Farmers aren’t dumb, but perhaps the Ohio Soybean Council is a bit optimisitic?

20050707

Food thoughts

I’ve been thinking about food a lot lately, and I’m not sure why. There was an article recently in the New York Times about chefs and the foods they refuse to serve, and someone commented to me today that my father’s conversation (when he deigns to speak) is invariably about food — what he ate and why it was terrible, why isn’t he being fed, don’t forget the snacks.

But while these occurences provide an occasion, they don’t provide the reason for this blog entry. Though who said I need a reason?

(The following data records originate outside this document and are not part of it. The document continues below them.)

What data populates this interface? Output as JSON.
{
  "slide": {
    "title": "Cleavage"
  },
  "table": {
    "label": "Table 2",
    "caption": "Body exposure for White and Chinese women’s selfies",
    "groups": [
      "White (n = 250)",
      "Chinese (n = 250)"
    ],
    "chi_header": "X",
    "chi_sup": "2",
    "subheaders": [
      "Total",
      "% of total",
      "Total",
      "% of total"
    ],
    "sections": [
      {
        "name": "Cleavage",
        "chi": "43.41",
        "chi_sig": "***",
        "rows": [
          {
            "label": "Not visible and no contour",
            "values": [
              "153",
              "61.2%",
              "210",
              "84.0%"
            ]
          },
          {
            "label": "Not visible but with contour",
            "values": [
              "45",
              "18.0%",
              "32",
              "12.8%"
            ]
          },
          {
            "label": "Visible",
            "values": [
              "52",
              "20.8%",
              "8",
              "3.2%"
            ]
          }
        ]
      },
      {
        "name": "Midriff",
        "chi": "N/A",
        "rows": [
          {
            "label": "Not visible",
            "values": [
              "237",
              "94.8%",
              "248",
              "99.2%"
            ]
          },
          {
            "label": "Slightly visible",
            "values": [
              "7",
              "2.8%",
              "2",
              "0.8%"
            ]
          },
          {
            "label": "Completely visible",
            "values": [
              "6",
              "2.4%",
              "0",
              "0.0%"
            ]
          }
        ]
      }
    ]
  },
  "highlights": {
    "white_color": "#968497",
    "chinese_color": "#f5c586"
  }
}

I’ve been thinking about tradition; about the time we had barbequed ribs for Easter dinner and tried to convince our Irish guest that it was a tradition in “this part of the country” to do so.

And about preference; about how Plagioclase’s mother and I disagree on what “cooked” means. She prefers everything she eats to be “well-done” — beef, chicken, vegetables, potatoes, salad…. and so sometimes I’ll make or order something to be “rare-rare” just to see if she’ll get that queasy look (soft-boiled eggs are a good bet).

And about snobbery; about how I’m afraid to admit to my foodie friends that I really like boxed mac-and-cheese, and powdered iced tea. No, it’s not the same as home-made (well, as home-made as dried pasta and fancy cheese bought from the deli can be), and it’s not “just as good,” but I like the way it tastes. And after you realize that you overcooked the pudding again and wonder why didn’t you just get the pre-made stuff, since it’s consistent and tastes just fine, and everyone prefers it anyway because it has market-focus-group approval, you’ll learn that it’s ok if you buy some things at the store.

But not the rotisserie chicken. Too salty.